I use a laptop so I was very interested in the following article:

Laptops have been really hot lately



ALEX DOBROTA



From Wednesday's Globe and Mail



Cindy Brown wrapped an Apple laptop and put it under the Christmas tree last 
year, thinking about the future of her 11-year-old son in an increasingly 
digitalized

world.



Instead, her gift turned into a flaming nightmare.



It started as a quiet April evening. Mrs. Brown and her husband had set the 
table of their second-floor dining room in Solon, Iowa. One storey below, their

son Nick left his laptop idling on the living-room carpet and headed into the 
basement to play an Xbox video game.



About 30 minutes later, a popping sound rattled the house. Mrs. Brown dropped 
her fork and knife and rushed down the stairs to find the carpet already melted

around the laptop.



"Smoke filled the house and we got it outside kind of staring at it [thinking]: 
'Okay, computers don't smoke, what in the world?' " Mrs. Brown, a stay-at-home

mother, said.



Seconds later, the laptop erupted in a ball of flames. The family watched in 
disbelief as the computer flared up several times on the flagstone walkway.



"You'd like to think that it was an isolated incident," Mrs. Brown said.



It's not. A string of laptop fires, sparked by faulty or overheated batteries, 
is raising concern with industry experts and computer manufacturers. As many

as 43 laptop fires have been reported in the United States since 2001, according 
to statistics compiled by the U.S. Consumer Product Safety Commission.

No one died, but some laptop users were severely injured, CPSC spokeswoman Julie 
Vallese said.



To curb this trend, laptop companies have recalled more than 150,000 batteries 
since Jan. 1, 2005. Hewlett-Packard recalled 15,700 of them in April alone.

Dell retrieved 22,000 batteries in December and Apple recalled about 120,000 
batteries in 2005.



While no incidents have been reported in Canada, one Toronto-based research 
group says it could be just a matter of time.



"A burning laptop is a burning laptop and it can pretty much happen anywhere," 
said Carmi Levy, a senior analyst with the Toronto-based Info-Tech research

group.



As laptops become faster and acquire more features such as DVD players, their 
batteries have to work harder, Mr. Levy said. But the machines are also getting

slimmer, with less room for ventilation. This increases the risk of a meltdown 
and a fire, he said.



"On an airplane, I would be very concerned about this kind of thing happening," 
Mr. Levy said, calling for computer companies to pay more attention to the

issue.



The lithium ion batteries that power most laptops produce electricity through a 
chemical reaction that releases oxygen, said Linda Nazar, a chemistry professor

at the University of Waterloo. The oxygen reacts with one of the battery's 
components, an organic solvent, to produce heat that can melt the battery's

membrane, Prof. Nazar said.



"When that melts, then everything all goes to hell," she said.

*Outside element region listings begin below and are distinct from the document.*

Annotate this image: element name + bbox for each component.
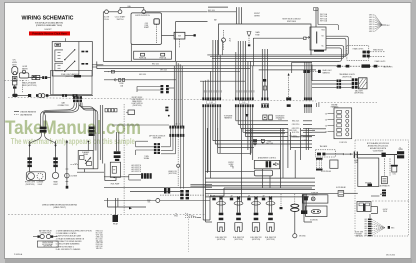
svg-text:PNK 1090: PNK 1090 <box>96 244 103 246</box>
svg-text:1. WIRE HARNESS EQUIPPED WITH: 1. WIRE HARNESS EQUIPPED WITH OPTION <box>56 229 93 232</box>
svg-text:GRN 2215: GRN 2215 <box>292 128 300 130</box>
svg-text:GRN 10: GRN 10 <box>369 26 375 28</box>
svg-text:CHECK WIRE WORKS AT MOUNTING: CHECK WIRE WORKS AT MOUNTING <box>42 203 78 206</box>
svg-text:FRONT LIGHT: FRONT LIGHT <box>25 182 35 184</box>
svg-text:WHT 1040: WHT 1040 <box>96 234 103 236</box>
svg-text:LICENSE: LICENSE <box>70 175 77 177</box>
svg-text:F1: F1 <box>229 39 231 41</box>
svg-text:WIRING SCHEMATIC: WIRING SCHEMATIC <box>22 15 74 21</box>
svg-text:TURN: TURN <box>144 156 148 158</box>
svg-text:TO ENGINE: TO ENGINE <box>224 115 232 117</box>
svg-text:IGNITION SWITCH: IGNITION SWITCH <box>135 15 150 17</box>
svg-text:WIPER: WIPER <box>254 16 260 18</box>
svg-text:GLOW PLUGS: GLOW PLUGS <box>321 171 331 173</box>
svg-text:FRONT WIPER: FRONT WIPER <box>42 242 53 244</box>
svg-text:COIL: COIL <box>393 174 397 176</box>
svg-text:FUEL: FUEL <box>268 141 272 143</box>
svg-text:(W/OPTION): (W/OPTION) <box>168 173 177 175</box>
svg-text:ORN 2210: ORN 2210 <box>292 124 300 126</box>
svg-text:(W/OPTION): (W/OPTION) <box>342 76 352 78</box>
svg-text:FUEL INJECTOR: FUEL INJECTOR <box>215 237 226 239</box>
svg-text:GRN: GRN <box>364 233 367 235</box>
svg-text:FRONT WORK: FRONT WORK <box>132 97 144 99</box>
svg-text:FP: FP <box>113 169 115 171</box>
svg-text:RUN: RUN <box>322 29 325 31</box>
svg-text:(W/OPTION): (W/OPTION) <box>217 239 226 241</box>
svg-text:OFF: OFF <box>145 23 148 25</box>
svg-text:GRN: GRN <box>364 226 367 228</box>
svg-text:BLK 2021: BLK 2021 <box>289 136 296 138</box>
svg-text:METER: METER <box>22 68 28 70</box>
svg-text:(W/OPTION): (W/OPTION) <box>43 246 52 248</box>
svg-text:GRN 10: GRN 10 <box>369 19 375 21</box>
svg-text:RED 1025: RED 1025 <box>96 231 103 233</box>
svg-text:SW: SW <box>178 36 181 38</box>
svg-text:F2: F2 <box>229 41 231 43</box>
svg-text:LICENSE: LICENSE <box>37 182 44 184</box>
svg-text:GRN: GRN <box>364 219 367 221</box>
svg-text:GRN 10: GRN 10 <box>369 17 375 19</box>
svg-text:1 S/N 5224: 1 S/N 5224 <box>339 142 347 144</box>
svg-text:4. RELAY IS ENERGIZED WHEN ON: 4. RELAY IS ENERGIZED WHEN ON <box>56 237 85 240</box>
svg-text:(W/OPTION): (W/OPTION) <box>234 239 243 241</box>
svg-text:(W/OPTION): (W/OPTION) <box>65 76 75 78</box>
svg-text:SHUTOFF: SHUTOFF <box>266 143 273 145</box>
svg-text:LIGHT SWITCH: LIGHT SWITCH <box>131 103 142 105</box>
svg-text:GRN 1050: GRN 1050 <box>96 236 103 238</box>
svg-text:F: F <box>108 71 109 73</box>
svg-text:C-08: C-08 <box>209 102 213 104</box>
svg-text:RED 1010: RED 1010 <box>152 63 159 65</box>
svg-text:ENGINE: ENGINE <box>332 104 338 106</box>
svg-text:V-SOFT: V-SOFT <box>44 29 52 31</box>
svg-text:LIGHT: LIGHT <box>53 184 58 186</box>
svg-text:SWITCHES: SWITCHES <box>153 138 161 140</box>
svg-text:GRN: GRN <box>364 235 367 237</box>
svg-text:LIGHT: LIGHT <box>38 184 43 186</box>
svg-text:BLU 2220: BLU 2220 <box>292 132 299 134</box>
svg-text:GRN: GRN <box>364 221 367 223</box>
svg-text:GRN: GRN <box>364 223 367 225</box>
svg-text:CAB HARNESS: CAB HARNESS <box>20 113 33 116</box>
svg-text:6901 V-3700: 6901 V-3700 <box>386 254 395 256</box>
svg-text:FRONT: FRONT <box>228 162 233 164</box>
svg-text:(W/OPTION): (W/OPTION) <box>276 117 285 119</box>
svg-text:SERVICE: SERVICE <box>356 235 362 237</box>
svg-text:LIGHT SWITCH: LIGHT SWITCH <box>131 99 142 101</box>
svg-text:(W/OPTION): (W/OPTION) <box>26 184 35 186</box>
svg-text:GP: GP <box>248 196 250 198</box>
svg-text:FUEL INJECTOR: FUEL INJECTOR <box>233 237 244 239</box>
svg-text:(W/OPTION): (W/OPTION) <box>266 239 275 241</box>
svg-text:3. SWITCH GROUNDS AT CASE: 3. SWITCH GROUNDS AT CASE <box>56 235 82 238</box>
svg-text:SWITCHES: SWITCHES <box>287 21 297 23</box>
svg-text:ORN 1025: ORN 1025 <box>160 69 167 71</box>
svg-text:(W/OPTION): (W/OPTION) <box>354 93 363 95</box>
svg-text:S/N (S/N A4JT100 AND ABOVE): S/N (S/N A4JT100 AND ABOVE) <box>35 21 63 24</box>
svg-text:GRN 10: GRN 10 <box>369 29 375 31</box>
svg-text:RED 2025: RED 2025 <box>292 121 299 123</box>
svg-text:NOTE: SEE: NOTE: SEE <box>355 232 363 234</box>
svg-text:7. SEE NOTES PAGE 2: 7. SEE NOTES PAGE 2 <box>56 245 74 248</box>
svg-text:(USED TEXT): (USED TEXT) <box>53 207 66 209</box>
svg-text:CONNECTOR: CONNECTOR <box>58 105 70 107</box>
svg-text:HIGH FLOW: HIGH FLOW <box>168 171 177 173</box>
svg-text:C-09: C-09 <box>242 102 246 104</box>
svg-text:PLUG: PLUG <box>104 19 109 21</box>
svg-text:(W/OPTION): (W/OPTION) <box>133 105 142 107</box>
svg-text:2. FUSE PANEL LOCATED: 2. FUSE PANEL LOCATED <box>56 232 77 235</box>
svg-text:FUSE: FUSE <box>354 160 358 162</box>
svg-text:GRN 1030: GRN 1030 <box>139 74 146 76</box>
svg-text:ORN 1080: ORN 1080 <box>96 242 103 244</box>
svg-text:V2203 ENGINE: V2203 ENGINE <box>373 150 384 152</box>
svg-text:GRN 10: GRN 10 <box>369 22 375 24</box>
svg-text:SOL: SOL <box>147 202 150 204</box>
svg-text:RED 1010: RED 1010 <box>208 10 215 12</box>
svg-text:SOLENOID: SOLENOID <box>310 220 319 222</box>
svg-text:1 2 3 4 5: 1 2 3 4 5 <box>174 124 180 126</box>
svg-text:ENGINE: ENGINE <box>356 234 362 236</box>
svg-text:GROUND: GROUND <box>299 236 307 238</box>
svg-text:8. ALL GROUNDS TO CHASSIS: 8. ALL GROUNDS TO CHASSIS <box>56 248 81 251</box>
svg-text:LEFT SIDE CONSOLE: LEFT SIDE CONSOLE <box>149 135 165 137</box>
svg-text:(W/OPTION): (W/OPTION) <box>252 239 261 241</box>
svg-text:GP: GP <box>262 196 264 198</box>
svg-text:GRN: GRN <box>364 228 367 230</box>
svg-text:GRY 1100: GRY 1100 <box>96 246 103 248</box>
svg-text:6. CIRCUITS ARE NUMBERED: 6. CIRCUITS ARE NUMBERED <box>56 243 81 246</box>
svg-text:YEL 1070: YEL 1070 <box>96 240 103 242</box>
svg-text:Printable Version Click Here: Printable Version Click Here <box>32 32 67 36</box>
svg-text:GRN 10: GRN 10 <box>369 15 375 17</box>
svg-text:FUEL PUMP: FUEL PUMP <box>111 184 120 186</box>
svg-text:FUSE: FUSE <box>119 83 123 85</box>
svg-text:B+: B+ <box>400 147 402 149</box>
svg-text:(PRINTED FEBRUARY 2008): (PRINTED FEBRUARY 2008) <box>36 24 62 27</box>
svg-text:BLU 1060: BLU 1060 <box>96 238 103 240</box>
svg-text:GP: GP <box>213 196 215 198</box>
svg-text:GP: GP <box>230 196 232 198</box>
svg-text:FUSE: FUSE <box>255 34 259 36</box>
svg-text:FUEL INJECTOR: FUEL INJECTOR <box>250 237 261 239</box>
svg-text:SWITCH: SWITCH <box>117 19 124 21</box>
svg-text:RED 2020: RED 2020 <box>289 130 296 132</box>
svg-text:CHASSIS HARNESS: CHASSIS HARNESS <box>20 110 37 113</box>
svg-text:GRN: GRN <box>364 230 367 232</box>
svg-text:GRN 10: GRN 10 <box>369 31 375 33</box>
svg-text:FUEL INJECTOR: FUEL INJECTOR <box>265 237 276 239</box>
svg-text:12V: 12V <box>74 164 77 166</box>
svg-text:LINK: LINK <box>354 162 357 164</box>
svg-text:HORN: HORN <box>12 62 18 64</box>
svg-text:GLOW: GLOW <box>383 209 388 211</box>
svg-text:BLK 1030: BLK 1030 <box>96 232 103 234</box>
svg-text:P-90816-A: P-90816-A <box>14 253 23 256</box>
svg-text:GRN 10: GRN 10 <box>369 24 375 26</box>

That seems to have happened this month in Osaka, Japan, where the most recent 
reported laptop fire had people at a boardroom meeting shielding their faces

as a notebook exploded on a table. No one was injured. The laptop was a Dell 
machine, witnesses said.



Dell is investigating and believes it was an isolated incident that does not 
reflect broader problems, Kevin Kettler, the company's chief technology officer,

told reporters during a briefing on other topics at Dell headquarters in Texas 
last week.



But George Bulat, director of hardware research at the research group IDC 
Canada, suggested that laptop vendors educate customers about the potential 
dangers.



"If you're going to be on a long-distance flight, be cognizant of the heat," he 
said. "If it's heating up, don't just put a pillow under it."



An official with Hewlett-Packard Canada said the company does not want to 
comment on the issue. Apple did not return calls.



Mrs. Brown said the family is thinking about suing Apple.



Nick has become wary of computers after seeing his first laptop flame up, she 
said. Replacing the burned carpet will cost about $15,000, and a charred spot

on the family walkway still reminds the Browns of that April evening.



"Had we not been home or been outside, or not close enough to hear that noise, 
it certainly would have burned our house down."